Level up or log out: the Indian gaming industry is at a crossroads

Taxation of online gaming has become an issue in India, which is the world’s largest mobile gaming market and has huge employment potential.

India has a strategic advantage due to low data prices, robust public infrastructure for digital payments and lower barriers to entry for mobile gaming, as there are few hardware and software restrictions, unlike PC (personal computer) and console gaming. That is why a good solution to the problem is important.

The story so far

Recently, the Supreme Court said that all pending cases related to online gambling in courts would be heard centrally by the apex court. This is a welcome step and gives hope for a pragmatic solution and improved tax certainty.

Recognizing that the AVGC (animation, visual effects, gaming and comics) industry has enormous potential to enhance domestic capabilities and increase employment opportunities for youth, the Government of India has established an AVGC Task Force under the Ministry of Information and Broadcasting to recommend relevant initiatives. .

In December 2022, the task force submitted its report based on three elements: creating world-class products in India, upskilling and empowering the youth, and promoting the segment by providing technology and other incentives.

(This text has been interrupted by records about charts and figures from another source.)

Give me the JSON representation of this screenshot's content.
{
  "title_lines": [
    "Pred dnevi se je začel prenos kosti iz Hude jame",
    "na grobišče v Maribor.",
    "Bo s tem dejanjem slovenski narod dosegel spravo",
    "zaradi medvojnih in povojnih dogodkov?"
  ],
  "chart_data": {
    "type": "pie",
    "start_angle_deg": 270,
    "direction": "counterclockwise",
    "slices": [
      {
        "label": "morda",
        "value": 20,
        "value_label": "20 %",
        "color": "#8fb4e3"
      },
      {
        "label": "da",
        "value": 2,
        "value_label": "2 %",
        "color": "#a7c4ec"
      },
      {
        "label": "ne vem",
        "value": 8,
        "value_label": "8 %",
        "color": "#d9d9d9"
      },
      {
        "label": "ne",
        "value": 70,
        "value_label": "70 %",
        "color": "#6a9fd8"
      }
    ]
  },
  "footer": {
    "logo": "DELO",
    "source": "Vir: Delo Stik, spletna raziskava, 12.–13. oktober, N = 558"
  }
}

However, regarding the Real Money Gaming (RMG) segment of gaming – through new tax rules in July 2023 – the Center announced that it would impose 28 per cent GST on the total game value for online gaming, casinos and horse racing. In other words, under the new tax regime, skill-based online games were placed on a par with online gambling.

Considering that there are over 400 RMG startups and their revenues constitute a whopping 82.8 percent of the online gaming segment, the revised GST rates will have a major impact on these revenues, which are expected to decline to 75.4 percent by FY28 .

Additionally, while winnings below ₹10,000 are not subject to TDS (tax deducted at source), this is now applicable on all net winnings. Therefore, OGIs (online gaming intermediaries) have been directed to deduct TDS at the rate of 30 percent from the net profits of user accounts either at the end of the financial year or during this year in case of withdrawal. As a result of the revised income tax rules, income from prize money or winnings is not outside the scope of income tax. The new rules have thus increased the tax burden on users and compliance with OGIs.

The untapped potential

Despite the rapid rise of the online gaming industry post-pandemic, the domestic online gaming market represents barely 1.1 percent of global online gaming revenue.

Nevertheless, given its enormous growth potential – due to its largely untapped market – online gaming has attracted great interest from investors. Since FY20, the segment has seen investments worth ₹22,931 crore from both domestic and international investors. However, in addition to uncertainties in the tax and regulatory regime, the macroeconomic headwinds of the past year have led to a relative dip in investments.

In FY23, the gaming industry employed approximately 1,00,000 people – directly and indirectly – in various roles, including core and support functions. Earlier, this number was expected to reach 2,50,000 employment opportunities by 2025, but higher tax levies are expected to cause a lower increase in job openings.

When the 28 percent VAT came into effect from October 1, 2023, the impact was felt almost immediately. Some companies announced layoffs to cut costs, with one company even announcing it would shut down its operations in India, and smaller entities ceased operations. More companies could soon leave the Indian market as the higher tax burden starts to weigh on them.

Apart from the above, the tax hike would also lead to many users switching to offshore betting and gaming platforms, which are not registered under the GST regime. Since these are offshore platforms, there would be virtually no protection for vulnerable Indian users.

Taxing times

The growth of online gaming is currently under threat due to the country’s complex and ever-evolving tax landscape. Previously, a clear distinction was always made between ‘games of skill’ and ‘games of chance’.

The courts in India have interpreted the terms ‘betting and gambling’ to mean games of chance governed by the Public Gambling Act, 1867, or state laws on betting and gambling. Conversely, games of skill governed by the IT Act, 2000, and Intermediary Rules, 2021, have always been distinguished by the courts from gambling and betting and therefore exempt from the rules of the Public Gambling Act.

Nevertheless, the revised tax rates go against India’s historical position on indirect taxes and international best practices, which limit these rates to 15 to 20 percent. Accordingly, equating games of skill with betting, gambling or lotteries under tax rules will lead to a classification error.

Furthermore, this will cause major disruption to the sector and its supply, impacting growth prospects in both the short and long term.